IPO Size Reduced to $600 Million
No Listings Over $200 Million
US Applies Strong Pressure Through Audit
China Regulatory Risks Also Hinder Listings
This year, major Chinese companies have disappeared from the New York Stock Exchange (NYSE) IPO scene. Following the U.S. Securities and Exchange Commission's (SEC) warning last year to Chinese companies that failed to submit audit documents, coupled with regulatory pressure from Chinese authorities, companies have reportedly withdrawn from IPOs.
Bloomberg reported on the 14th that among the 37 Chinese companies attempting to list on the NYSE this year, none were valued at over $200 million (approximately 263 billion KRW).
The overall IPO volume of Chinese companies has also decreased. According to Bloomberg, the IPO volume of Chinese companies, which was $13 billion in 2021, dropped sharply to $400 million last year during the height of the COVID-19 pandemic, and $600 million this year.

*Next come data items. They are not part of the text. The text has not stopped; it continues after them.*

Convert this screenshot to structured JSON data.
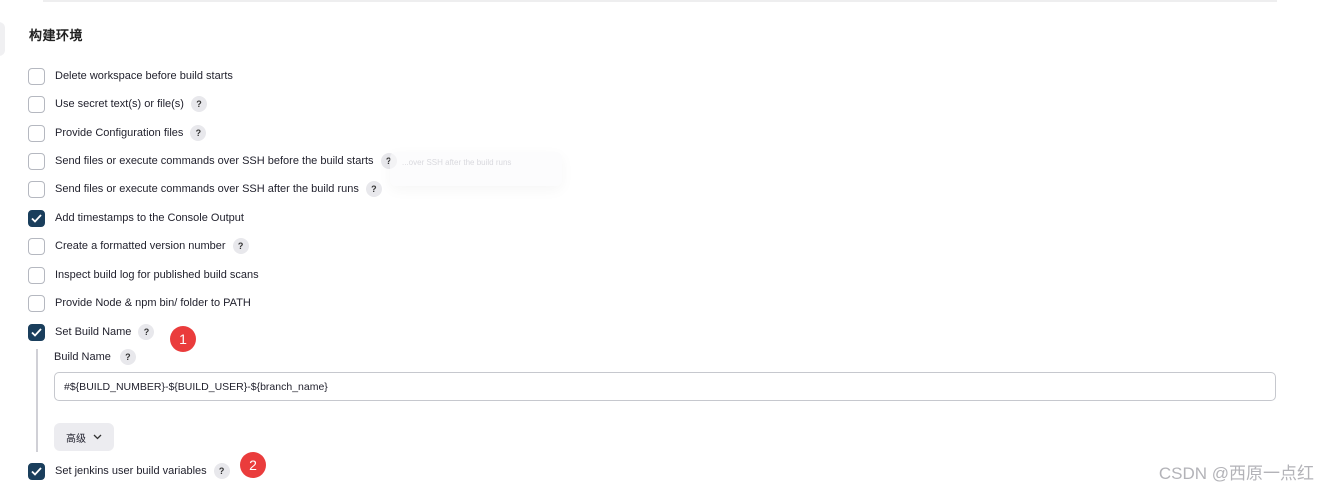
{
  "section": {
    "title": "构建环境"
  },
  "options": [
    {
      "label": "Delete workspace before build starts",
      "checked": false,
      "help": false
    },
    {
      "label": "Use secret text(s) or file(s)",
      "checked": false,
      "help": true
    },
    {
      "label": "Provide Configuration files",
      "checked": false,
      "help": true
    },
    {
      "label": "Send files or execute commands over SSH before the build starts",
      "checked": false,
      "help": true
    },
    {
      "label": "Send files or execute commands over SSH after the build runs",
      "checked": false,
      "help": true
    },
    {
      "label": "Add timestamps to the Console Output",
      "checked": true,
      "help": false
    },
    {
      "label": "Create a formatted version number",
      "checked": false,
      "help": true
    },
    {
      "label": "Inspect build log for published build scans",
      "checked": false,
      "help": false
    },
    {
      "label": "Provide Node & npm bin/ folder to PATH",
      "checked": false,
      "help": false
    },
    {
      "label": "Set Build Name",
      "checked": true,
      "help": true
    },
    {
      "label": "Set jenkins user build variables",
      "checked": true,
      "help": true
    }
  ],
  "help_glyph": "?",
  "tooltip_ghost": "...over SSH after the build runs",
  "build_name": {
    "field_label": "Build Name",
    "value": "#${BUILD_NUMBER}-${BUILD_USER}-${branch_name}",
    "advanced_label": "高级"
  },
  "badges": [
    "1",
    "2"
  ],
  "watermark": "CSDN @西原一点红",
  "colors": {
    "checkbox_checked": "#1a3e5c",
    "badge": "#ea3c3c"
  },
  "icons": {
    "check": "check-icon",
    "help": "help-icon",
    "chevron": "chevron-down-icon"
  }
}
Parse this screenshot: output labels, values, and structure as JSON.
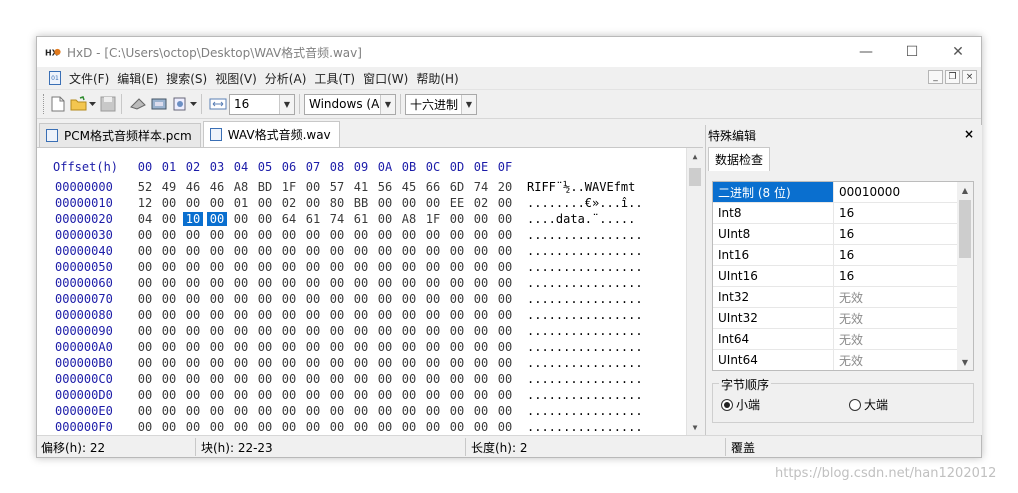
{
  "window": {
    "title": "HxD - [C:\\Users\\octop\\Desktop\\WAV格式音频.wav]",
    "minimize": "—",
    "maximize": "☐",
    "close": "✕"
  },
  "menu": {
    "items": [
      "文件(F)",
      "编辑(E)",
      "搜索(S)",
      "视图(V)",
      "分析(A)",
      "工具(T)",
      "窗口(W)",
      "帮助(H)"
    ],
    "mdi_min": "_",
    "mdi_restore": "❐",
    "mdi_close": "×"
  },
  "toolbar": {
    "bytes_per_row": "16",
    "charset": "Windows (AN",
    "display_mode": "十六进制"
  },
  "tabs": [
    {
      "label": "PCM格式音频样本.pcm",
      "active": false
    },
    {
      "label": "WAV格式音频.wav",
      "active": true
    }
  ],
  "hex": {
    "offset_header": "Offset(h)",
    "columns": [
      "00",
      "01",
      "02",
      "03",
      "04",
      "05",
      "06",
      "07",
      "08",
      "09",
      "0A",
      "0B",
      "0C",
      "0D",
      "0E",
      "0F"
    ],
    "rows": [
      {
        "offset": "00000000",
        "bytes": [
          "52",
          "49",
          "46",
          "46",
          "A8",
          "BD",
          "1F",
          "00",
          "57",
          "41",
          "56",
          "45",
          "66",
          "6D",
          "74",
          "20"
        ],
        "text": "RIFF¨½..WAVEfmt "
      },
      {
        "offset": "00000010",
        "bytes": [
          "12",
          "00",
          "00",
          "00",
          "01",
          "00",
          "02",
          "00",
          "80",
          "BB",
          "00",
          "00",
          "00",
          "EE",
          "02",
          "00"
        ],
        "text": "........€»...î.."
      },
      {
        "offset": "00000020",
        "bytes": [
          "04",
          "00",
          "10",
          "00",
          "00",
          "00",
          "64",
          "61",
          "74",
          "61",
          "00",
          "A8",
          "1F",
          "00",
          "00",
          "00"
        ],
        "text": "....data.¨....."
      },
      {
        "offset": "00000030",
        "bytes": [
          "00",
          "00",
          "00",
          "00",
          "00",
          "00",
          "00",
          "00",
          "00",
          "00",
          "00",
          "00",
          "00",
          "00",
          "00",
          "00"
        ],
        "text": "................"
      },
      {
        "offset": "00000040",
        "bytes": [
          "00",
          "00",
          "00",
          "00",
          "00",
          "00",
          "00",
          "00",
          "00",
          "00",
          "00",
          "00",
          "00",
          "00",
          "00",
          "00"
        ],
        "text": "................"
      },
      {
        "offset": "00000050",
        "bytes": [
          "00",
          "00",
          "00",
          "00",
          "00",
          "00",
          "00",
          "00",
          "00",
          "00",
          "00",
          "00",
          "00",
          "00",
          "00",
          "00"
        ],
        "text": "................"
      },
      {
        "offset": "00000060",
        "bytes": [
          "00",
          "00",
          "00",
          "00",
          "00",
          "00",
          "00",
          "00",
          "00",
          "00",
          "00",
          "00",
          "00",
          "00",
          "00",
          "00"
        ],
        "text": "................"
      },
      {
        "offset": "00000070",
        "bytes": [
          "00",
          "00",
          "00",
          "00",
          "00",
          "00",
          "00",
          "00",
          "00",
          "00",
          "00",
          "00",
          "00",
          "00",
          "00",
          "00"
        ],
        "text": "................"
      },
      {
        "offset": "00000080",
        "bytes": [
          "00",
          "00",
          "00",
          "00",
          "00",
          "00",
          "00",
          "00",
          "00",
          "00",
          "00",
          "00",
          "00",
          "00",
          "00",
          "00"
        ],
        "text": "................"
      },
      {
        "offset": "00000090",
        "bytes": [
          "00",
          "00",
          "00",
          "00",
          "00",
          "00",
          "00",
          "00",
          "00",
          "00",
          "00",
          "00",
          "00",
          "00",
          "00",
          "00"
        ],
        "text": "................"
      },
      {
        "offset": "000000A0",
        "bytes": [
          "00",
          "00",
          "00",
          "00",
          "00",
          "00",
          "00",
          "00",
          "00",
          "00",
          "00",
          "00",
          "00",
          "00",
          "00",
          "00"
        ],
        "text": "................"
      },
      {
        "offset": "000000B0",
        "bytes": [
          "00",
          "00",
          "00",
          "00",
          "00",
          "00",
          "00",
          "00",
          "00",
          "00",
          "00",
          "00",
          "00",
          "00",
          "00",
          "00"
        ],
        "text": "................"
      },
      {
        "offset": "000000C0",
        "bytes": [
          "00",
          "00",
          "00",
          "00",
          "00",
          "00",
          "00",
          "00",
          "00",
          "00",
          "00",
          "00",
          "00",
          "00",
          "00",
          "00"
        ],
        "text": "................"
      },
      {
        "offset": "000000D0",
        "bytes": [
          "00",
          "00",
          "00",
          "00",
          "00",
          "00",
          "00",
          "00",
          "00",
          "00",
          "00",
          "00",
          "00",
          "00",
          "00",
          "00"
        ],
        "text": "................"
      },
      {
        "offset": "000000E0",
        "bytes": [
          "00",
          "00",
          "00",
          "00",
          "00",
          "00",
          "00",
          "00",
          "00",
          "00",
          "00",
          "00",
          "00",
          "00",
          "00",
          "00"
        ],
        "text": "................"
      },
      {
        "offset": "000000F0",
        "bytes": [
          "00",
          "00",
          "00",
          "00",
          "00",
          "00",
          "00",
          "00",
          "00",
          "00",
          "00",
          "00",
          "00",
          "00",
          "00",
          "00"
        ],
        "text": "................"
      }
    ]
  },
  "side_panel": {
    "title": "特殊编辑",
    "close": "×",
    "tab": "数据检查",
    "rows": [
      {
        "label": "二进制 (8 位)",
        "value": "00010000",
        "selected": true,
        "na": false
      },
      {
        "label": "Int8",
        "value": "16",
        "selected": false,
        "na": false
      },
      {
        "label": "UInt8",
        "value": "16",
        "selected": false,
        "na": false
      },
      {
        "label": "Int16",
        "value": "16",
        "selected": false,
        "na": false
      },
      {
        "label": "UInt16",
        "value": "16",
        "selected": false,
        "na": false
      },
      {
        "label": "Int32",
        "value": "无效",
        "selected": false,
        "na": true
      },
      {
        "label": "UInt32",
        "value": "无效",
        "selected": false,
        "na": true
      },
      {
        "label": "Int64",
        "value": "无效",
        "selected": false,
        "na": true
      },
      {
        "label": "UInt64",
        "value": "无效",
        "selected": false,
        "na": true
      }
    ],
    "byte_order": {
      "legend": "字节顺序",
      "little": "小端",
      "big": "大端",
      "selected": "little"
    }
  },
  "status": {
    "offset": "偏移(h): 22",
    "block": "块(h): 22-23",
    "length": "长度(h): 2",
    "mode": "覆盖"
  },
  "watermark": "https://blog.csdn.net/han1202012",
  "colors": {
    "selection": "#0a6fcf",
    "offset_blue": "#1c1ca8"
  }
}
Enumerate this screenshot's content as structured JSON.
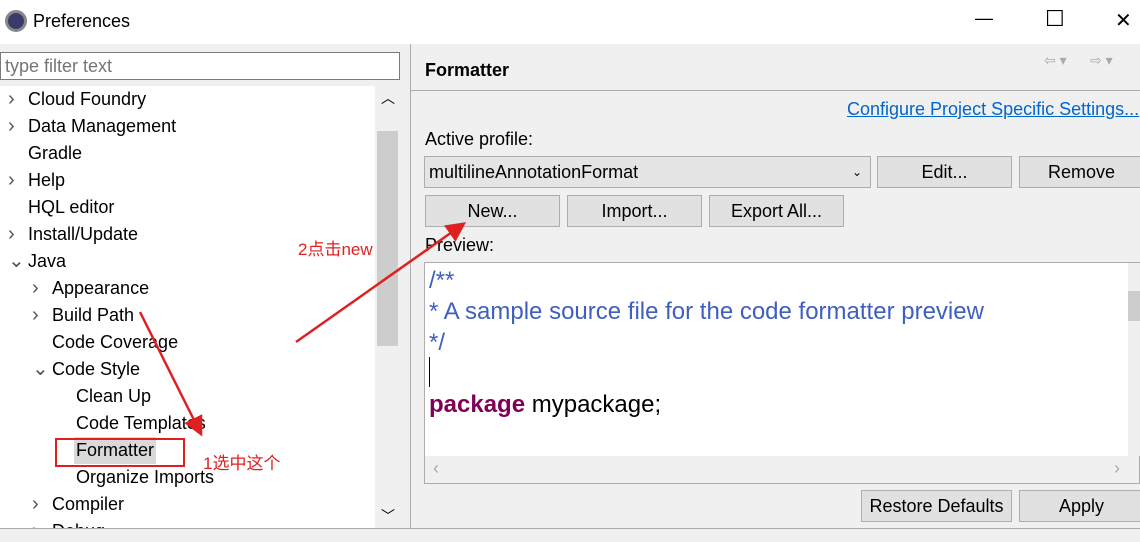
{
  "window": {
    "title": "Preferences",
    "minimize": "—",
    "maximize": "☐",
    "close": "✕"
  },
  "filter": {
    "placeholder": "type filter text"
  },
  "tree": [
    {
      "label": "Cloud Foundry",
      "level": 0,
      "chevron": "›"
    },
    {
      "label": "Data Management",
      "level": 0,
      "chevron": "›"
    },
    {
      "label": "Gradle",
      "level": 0,
      "chevron": ""
    },
    {
      "label": "Help",
      "level": 0,
      "chevron": "›"
    },
    {
      "label": "HQL editor",
      "level": 0,
      "chevron": ""
    },
    {
      "label": "Install/Update",
      "level": 0,
      "chevron": "›"
    },
    {
      "label": "Java",
      "level": 0,
      "chevron": "⌄"
    },
    {
      "label": "Appearance",
      "level": 1,
      "chevron": "›"
    },
    {
      "label": "Build Path",
      "level": 1,
      "chevron": "›"
    },
    {
      "label": "Code Coverage",
      "level": 1,
      "chevron": ""
    },
    {
      "label": "Code Style",
      "level": 1,
      "chevron": "⌄"
    },
    {
      "label": "Clean Up",
      "level": 2,
      "chevron": ""
    },
    {
      "label": "Code Templates",
      "level": 2,
      "chevron": ""
    },
    {
      "label": "Formatter",
      "level": 2,
      "chevron": "",
      "selected": true
    },
    {
      "label": "Organize Imports",
      "level": 2,
      "chevron": ""
    },
    {
      "label": "Compiler",
      "level": 1,
      "chevron": "›"
    },
    {
      "label": "Debug",
      "level": 1,
      "chevron": "›"
    }
  ],
  "page": {
    "title": "Formatter",
    "link": "Configure Project Specific Settings...",
    "active_profile_label": "Active profile:",
    "profile": "multilineAnnotationFormat",
    "edit": "Edit...",
    "remove": "Remove",
    "new": "New...",
    "import": "Import...",
    "export": "Export All...",
    "preview_label": "Preview:"
  },
  "code": {
    "line1": "/**",
    "line2": "* A sample source file for the code formatter preview",
    "line3": "*/",
    "keyword": "package",
    "pkg": " mypackage;"
  },
  "footer": {
    "restore": "Restore Defaults",
    "apply": "Apply"
  },
  "annotations": {
    "step1": "1选中这个",
    "step2": "2点击new"
  }
}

The number of IPOs declined as U.S. financial authorities continued strong pressure on Chinese companies. Last year, the SEC warned that 148 Chinese companies that did not undergo audits according to U.S. accounting standards would be delisted from the NYSE. At that time, major Chinese IT giants such as Tencent and Baidu were included in the delisting list. This decision aimed to put an end to the decade-long dispute over the submission of audit documents between China and the U.S. Subsequently, China stepped back and allowed its companies to submit audit documents, enabling them to avoid delisting.
High-intensity regulation by Chinese authorities also acted as a deterrent for companies considering U.S. IPOs. Despite strong opposition from the Chinese government last year, ride-hailing company Didi Chuxing proceeded with its NYSE listing but eventually decided to voluntarily delist due to regulatory crackdowns. At that time, the Chinese government launched a stringent cybersecurity investigation against Didi Chuxing and imposed regulations removing Didi-related applications from Chinese app stores. As regulatory risks from Chinese authorities became apparent, the market capitalization of Chinese companies listed on the NYSE evaporated by over $1 trillion.
Bloomberg explained, "With accounting audit issues between the U.S. and China and regulatory uncertainties from Chinese authorities emerging as risks, fewer companies have pursued large-scale IPOs."
However, startups continue to challenge the NYSE listing. This is because the NYSE imposes less stringent requirements on companies at the time of listing compared to the Hong Kong Stock Exchange. For this reason, Geely Automobile's electric vehicle brand Zeekr from China is hoping to list on the NYSE in February next year.
Recently, Chinese authorities have been easing regulations on overseas IPOs. The China Securities Regulatory Commission (CSRC) relaxed overseas IPO regulatory conditions in February for companies that meet obligations related to national secrets and personal data usage.
Robert McCooey, Senior Vice President of the Nasdaq Stock Exchange, stated, "We interpret the CSRC's recent moves very positively," adding, "We read the message that China will not try to block its companies from listing overseas."